2 - A condição prevista na alínea b) do n.º 1 pode ser aferida até à data de apresentação do primeiro pedido de pagamento.
3 - A condição prevista na alínea h) do n.º 1 pode ser aferida até à data de assinatura do termo de aceitação.

Critérios de elegibilidade das operações

Podem beneficiar dos apoios previstos na presente portaria as operações que se enquadrem nos objetivos do artigo 2.º e que reúnam as seguintes condições:
a) Serem desenvolvidas por um grupo operacional constituído por três ou mais entidades parceiras, incluindo, obrigatoriamente, entidades de cada uma das alíneas a), b) e c) do n.º 1 do artigo 5.º;
b) Resultem de uma iniciativa registada na Bolsa de Iniciativas até 10 dias úteis antes do termo do período de apresentação de candidaturas;
c) Apresentem um plano de ação de duração não superior a 5 anos, que desenvolva de forma fundamentada, nomeadamente, os seguintes elementos:
i) Enquadramento dos objetivos da ação face à prioridade e respetivos domínios temáticos em que se insere, previstos no anexo I à presente portaria, da qual faz parte integrante, em conformidade com a iniciativa publicitada na Bolsa de Iniciativas;
ii) Identificação do problema ou oportunidade que se propõe abordar;
iii) Descrição da situação de partida, no que respeita ao problema ou oportunidade objeto da iniciativa;
iv) Descrição dos objetivos visados e dos resultados que se propõe atingir;
v) Identificação dos potenciais destinatários dos resultados esperados;
vi) Descrição de todas as fases de programação e execução e respetiva calendarização, bem como a forma ou método de abordagem a utilizar;
vii) Identificação das tarefas, responsabilidades e recursos alocados, por cada parceiro;
viii) Principais constrangimentos e riscos envolvidos;
ix) Plano de demonstração e disseminação do conhecimento gerado;
x) Plano de acompanhamento e avaliação;
xi) Orçamento total do projeto e afeto a cada entidade parceira;
xii) Demonstração de estarem asseguradas as fontes de financiamento complementares.

Despesas elegíveis e não elegíveis

1 -As despesas elegíveis e não elegíveis são, designadamente, as constantes do anexo II à presente portaria, da qual faz parte integrante.
2 -São elegíveis as despesas decorrentes dos trabalhos preparatórios para a criação do grupo operacional, efetuadas durante o período máximo de um ano após a data do registo da iniciativa na Bolsa de Iniciativas PEI AGRI da Rede Rural Nacional.

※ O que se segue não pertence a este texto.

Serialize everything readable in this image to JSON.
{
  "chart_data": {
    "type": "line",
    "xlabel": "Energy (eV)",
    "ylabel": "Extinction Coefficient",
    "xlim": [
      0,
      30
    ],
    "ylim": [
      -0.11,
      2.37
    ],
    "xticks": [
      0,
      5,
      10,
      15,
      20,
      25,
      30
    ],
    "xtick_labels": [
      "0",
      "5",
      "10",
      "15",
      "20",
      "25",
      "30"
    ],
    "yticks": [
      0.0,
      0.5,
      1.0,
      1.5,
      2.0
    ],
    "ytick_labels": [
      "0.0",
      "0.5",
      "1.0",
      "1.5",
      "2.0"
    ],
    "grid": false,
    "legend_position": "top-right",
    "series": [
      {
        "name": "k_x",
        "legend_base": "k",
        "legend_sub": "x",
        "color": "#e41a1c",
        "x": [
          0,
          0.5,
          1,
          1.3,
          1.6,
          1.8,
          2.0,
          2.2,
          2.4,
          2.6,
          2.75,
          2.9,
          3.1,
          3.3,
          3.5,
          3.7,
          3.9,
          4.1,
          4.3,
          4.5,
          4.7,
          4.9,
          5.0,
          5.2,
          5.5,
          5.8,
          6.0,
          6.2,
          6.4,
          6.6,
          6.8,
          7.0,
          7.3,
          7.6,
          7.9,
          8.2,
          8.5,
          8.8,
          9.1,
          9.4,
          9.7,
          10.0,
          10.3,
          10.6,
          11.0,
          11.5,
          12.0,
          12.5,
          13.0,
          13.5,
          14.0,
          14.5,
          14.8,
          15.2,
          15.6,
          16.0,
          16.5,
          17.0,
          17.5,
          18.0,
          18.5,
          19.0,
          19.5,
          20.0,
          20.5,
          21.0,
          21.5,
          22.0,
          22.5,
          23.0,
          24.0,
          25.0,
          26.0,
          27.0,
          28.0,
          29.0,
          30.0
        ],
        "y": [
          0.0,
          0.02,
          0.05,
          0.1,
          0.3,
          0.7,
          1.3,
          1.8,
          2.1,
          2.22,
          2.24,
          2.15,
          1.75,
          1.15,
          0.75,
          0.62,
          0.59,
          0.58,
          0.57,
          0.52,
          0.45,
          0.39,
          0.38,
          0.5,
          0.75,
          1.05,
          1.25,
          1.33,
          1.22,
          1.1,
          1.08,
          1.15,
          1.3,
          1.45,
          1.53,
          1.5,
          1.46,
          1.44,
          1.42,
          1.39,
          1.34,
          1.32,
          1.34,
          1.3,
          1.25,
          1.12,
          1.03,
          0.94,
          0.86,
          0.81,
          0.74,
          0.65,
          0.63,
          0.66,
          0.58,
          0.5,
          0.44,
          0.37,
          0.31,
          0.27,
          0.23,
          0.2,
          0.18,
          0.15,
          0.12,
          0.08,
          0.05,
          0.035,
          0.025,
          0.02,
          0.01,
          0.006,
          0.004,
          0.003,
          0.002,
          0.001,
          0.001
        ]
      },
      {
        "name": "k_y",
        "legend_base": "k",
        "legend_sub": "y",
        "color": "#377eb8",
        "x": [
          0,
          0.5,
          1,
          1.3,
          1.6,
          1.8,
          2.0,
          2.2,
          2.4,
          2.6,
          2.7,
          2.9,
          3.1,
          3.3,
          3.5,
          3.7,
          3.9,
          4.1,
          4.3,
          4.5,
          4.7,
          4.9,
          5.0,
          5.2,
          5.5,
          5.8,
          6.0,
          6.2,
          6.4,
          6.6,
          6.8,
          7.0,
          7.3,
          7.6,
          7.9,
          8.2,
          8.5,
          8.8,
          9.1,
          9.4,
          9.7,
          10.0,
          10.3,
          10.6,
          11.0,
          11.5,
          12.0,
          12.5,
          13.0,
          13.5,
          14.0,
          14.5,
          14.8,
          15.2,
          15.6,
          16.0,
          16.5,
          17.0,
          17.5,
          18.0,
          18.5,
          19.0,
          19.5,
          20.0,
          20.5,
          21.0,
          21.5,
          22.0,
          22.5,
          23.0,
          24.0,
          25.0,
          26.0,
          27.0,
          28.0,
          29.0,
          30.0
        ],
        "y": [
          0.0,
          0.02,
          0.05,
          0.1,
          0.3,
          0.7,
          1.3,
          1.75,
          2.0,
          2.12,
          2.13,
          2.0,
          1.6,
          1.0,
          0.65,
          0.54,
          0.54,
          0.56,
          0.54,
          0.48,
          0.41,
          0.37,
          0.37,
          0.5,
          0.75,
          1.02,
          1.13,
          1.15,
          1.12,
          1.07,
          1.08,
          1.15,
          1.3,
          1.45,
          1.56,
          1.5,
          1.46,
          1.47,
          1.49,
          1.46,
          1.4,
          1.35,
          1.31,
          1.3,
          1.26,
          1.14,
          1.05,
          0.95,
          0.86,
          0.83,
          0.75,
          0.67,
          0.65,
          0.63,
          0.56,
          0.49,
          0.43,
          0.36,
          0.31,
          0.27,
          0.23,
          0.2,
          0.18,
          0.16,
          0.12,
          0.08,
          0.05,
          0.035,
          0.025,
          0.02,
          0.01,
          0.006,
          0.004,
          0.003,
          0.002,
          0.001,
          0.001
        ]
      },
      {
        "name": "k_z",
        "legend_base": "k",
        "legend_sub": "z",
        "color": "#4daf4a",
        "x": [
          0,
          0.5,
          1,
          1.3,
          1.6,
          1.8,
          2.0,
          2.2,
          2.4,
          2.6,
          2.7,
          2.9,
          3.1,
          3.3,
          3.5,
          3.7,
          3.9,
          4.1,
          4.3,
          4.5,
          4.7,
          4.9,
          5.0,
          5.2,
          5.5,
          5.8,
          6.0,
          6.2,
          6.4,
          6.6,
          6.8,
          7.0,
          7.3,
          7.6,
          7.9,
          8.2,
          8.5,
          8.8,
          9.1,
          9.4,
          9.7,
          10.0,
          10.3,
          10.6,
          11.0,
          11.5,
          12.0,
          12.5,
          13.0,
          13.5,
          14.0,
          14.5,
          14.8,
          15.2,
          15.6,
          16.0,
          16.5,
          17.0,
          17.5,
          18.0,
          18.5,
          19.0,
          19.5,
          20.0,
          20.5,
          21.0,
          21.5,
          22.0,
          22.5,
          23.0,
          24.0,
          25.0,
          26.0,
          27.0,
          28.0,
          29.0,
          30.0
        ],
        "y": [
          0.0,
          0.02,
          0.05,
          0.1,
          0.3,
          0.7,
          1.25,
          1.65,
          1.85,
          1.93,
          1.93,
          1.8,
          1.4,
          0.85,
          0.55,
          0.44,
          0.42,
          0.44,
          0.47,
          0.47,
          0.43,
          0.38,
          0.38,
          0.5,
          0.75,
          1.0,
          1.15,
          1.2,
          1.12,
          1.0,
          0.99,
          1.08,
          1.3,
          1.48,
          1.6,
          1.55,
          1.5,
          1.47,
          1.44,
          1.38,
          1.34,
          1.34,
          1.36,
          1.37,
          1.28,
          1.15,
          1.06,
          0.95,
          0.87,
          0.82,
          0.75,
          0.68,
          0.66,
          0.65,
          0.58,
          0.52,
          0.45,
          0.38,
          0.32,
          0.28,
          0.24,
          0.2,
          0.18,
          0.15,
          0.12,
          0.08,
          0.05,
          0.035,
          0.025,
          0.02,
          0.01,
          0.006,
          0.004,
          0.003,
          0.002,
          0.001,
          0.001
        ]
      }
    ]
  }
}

Critérios de seleção das candidaturas

1 - Para efeitos de seleção de candidaturas aos apoios previstos na presente portaria, são considerados, designadamente, os seguintes critérios:
a) Qualidade do plano de ação;
b) Qualidade do plano de demonstração e disseminação;
c) Adequação da parceria face ao plano de ação;
d) Temática do plano de ação, considerando-se as seguintes prioridades, hierarquizadas pela seguinte ordem de relevância:
i) Aumento da eficiência dos recursos na produção agrícola e florestal;
ii) Melhoria da gestão dos sistemas agroflorestais;
iii) Melhoria da integração nos mercados;
iv) Valorização dos territórios;
e) Não sobreposição com iniciativas de outros grupos operacionais.
2 - Para efeitos de desempate entre candidaturas que obtenham a mesma pontuação após a aplicação dos critérios do n.º 1, é considerada a inclusão da ação na agenda de investigação e inovação de um centro de competências do sector agrícola, florestal ou agroalimentar, definida até à data de publicação do anúncio do período de apresentação das candidaturas.
3 - A hierarquização dos critérios constantes do n.º 1, bem como os respetivos fatores, fórmulas, ponderação e outros critérios de desempate são definidos pela autoridade de gestão e divulgados no portal do PDR2020 em www.pdr-2020.pt, no respetivo anúncio do período de apresentação de candidaturas.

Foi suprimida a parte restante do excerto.